ECLI:NL:GHARL:2017:10039
Gerechtshof Arnhem-Leeuwarden
- Hoger beroep
- M. Sekeris
- M. Verdoorn
- Rechtspraak.nl
Beoordeling van de ontvankelijkheid van een beroep tegen een beslissing van de officier van justitie in het kader van de WAHV
In deze zaak heeft het Gerechtshof Arnhem-Leeuwarden op 16 november 2017 uitspraak gedaan in hoger beroep tegen de beslissing van de kantonrechter van de rechtbank Den Haag van 28 oktober 2015. De kantonrechter had de beslissing van de officier van justitie vernietigd en het beroep van de betrokkene ongegrond verklaard. De betrokkene had hoger beroep ingesteld tegen deze beslissing, waarbij de advocaat-generaal een verweerschrift indiende. De betrokkene voerde aan dat de termijnoverschrijding bij het indienen van het beroep verschoonbaar was, omdat hij door een postblokkade in verband met zijn faillissement de beslissing van de officier van justitie niet had ontvangen.

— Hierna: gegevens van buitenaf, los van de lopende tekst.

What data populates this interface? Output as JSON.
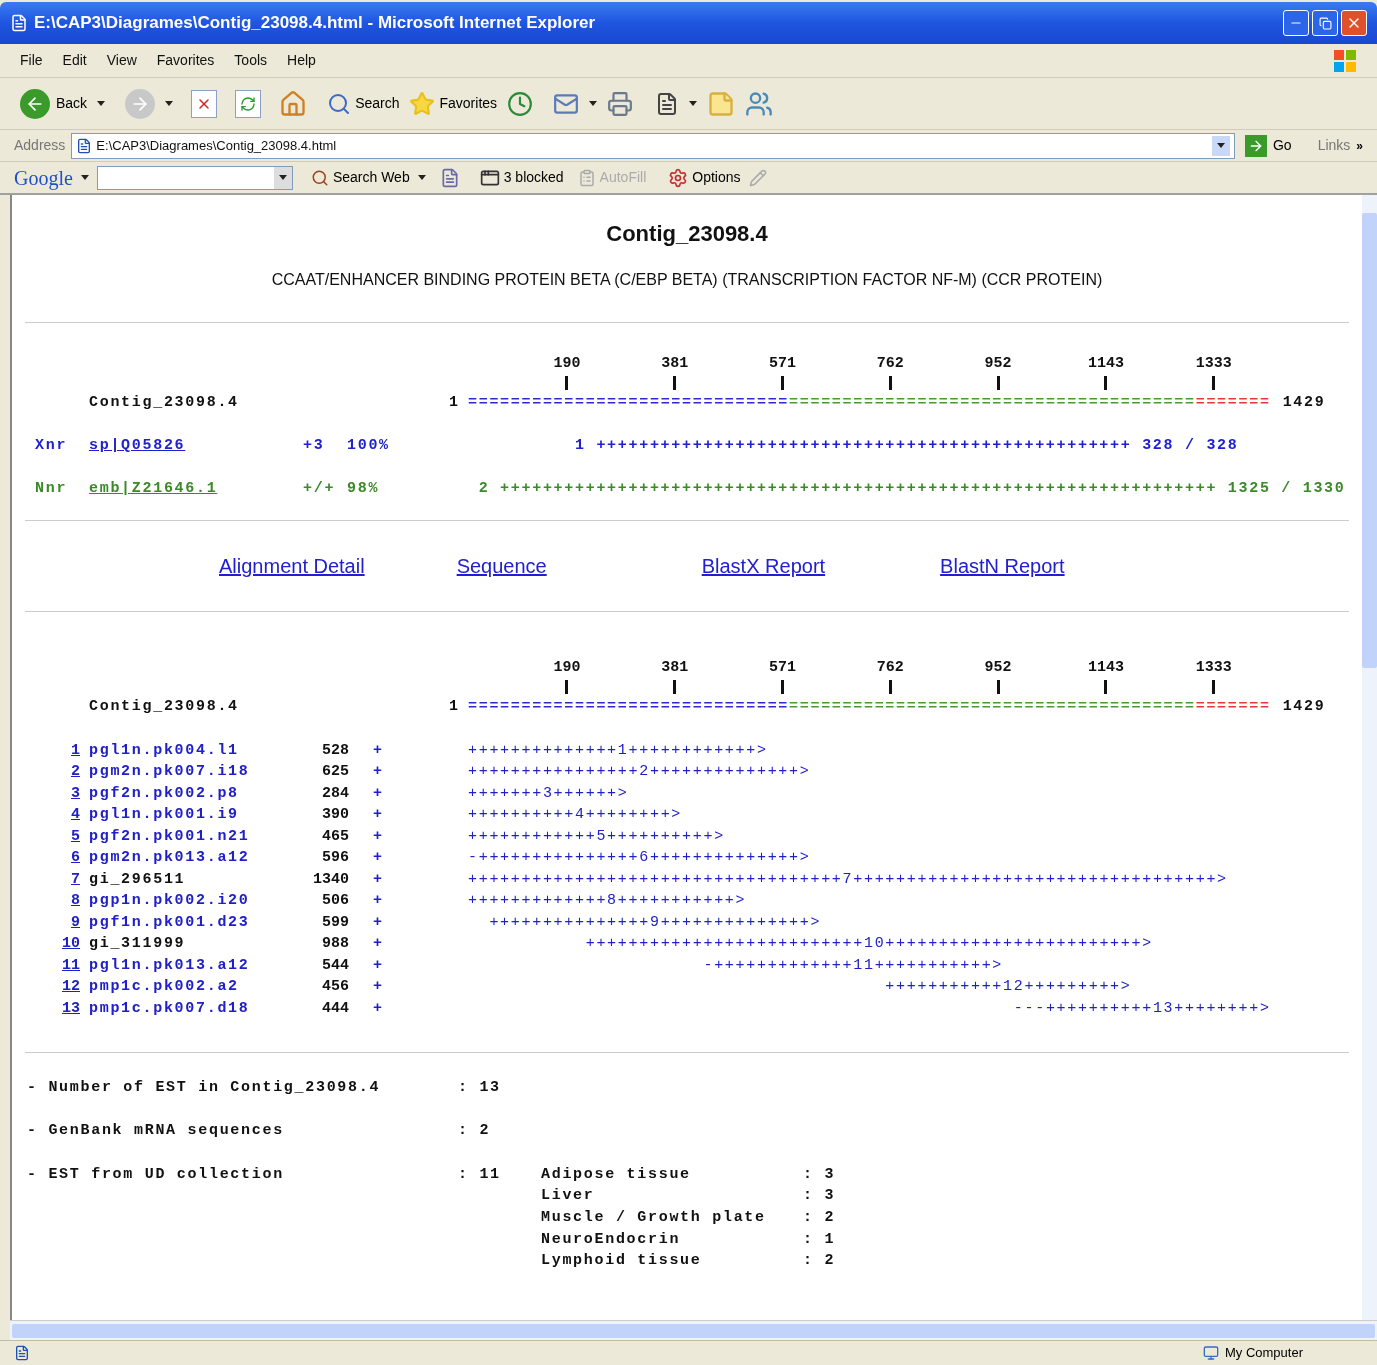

Het hof oordeelde dat de kantonrechter ten onrechte had geoordeeld dat de termijnoverschrijding verschoonbaar was. De wet vereist dat een beroep tegen de beslissing van de officier van justitie binnen zes weken na verzending van de beslissing wordt ingesteld. In dit geval was het beroepschrift te laat ingediend, en het hof oordeelde dat de betrokkene niet had aangetoond dat hij niet in verzuim was. Het hof vernietigde de beslissing van de kantonrechter en verklaarde het beroep van de betrokkene tegen de beslissing van de officier van justitie niet-ontvankelijk.
De beslissing van het hof benadrukt het belang van het tijdig indienen van beroepschriften en de verantwoordelijkheid van de betrokkene om ervoor te zorgen dat hij op de hoogte is van relevante correspondentie, zelfs in het geval van een postblokkade. Het hof concludeerde dat de betrokkene niet voldoende had aangetoond dat hij niet verantwoordelijk was voor de termijnoverschrijding, en dat de beslissing van de officier van justitie op correcte wijze was verzonden.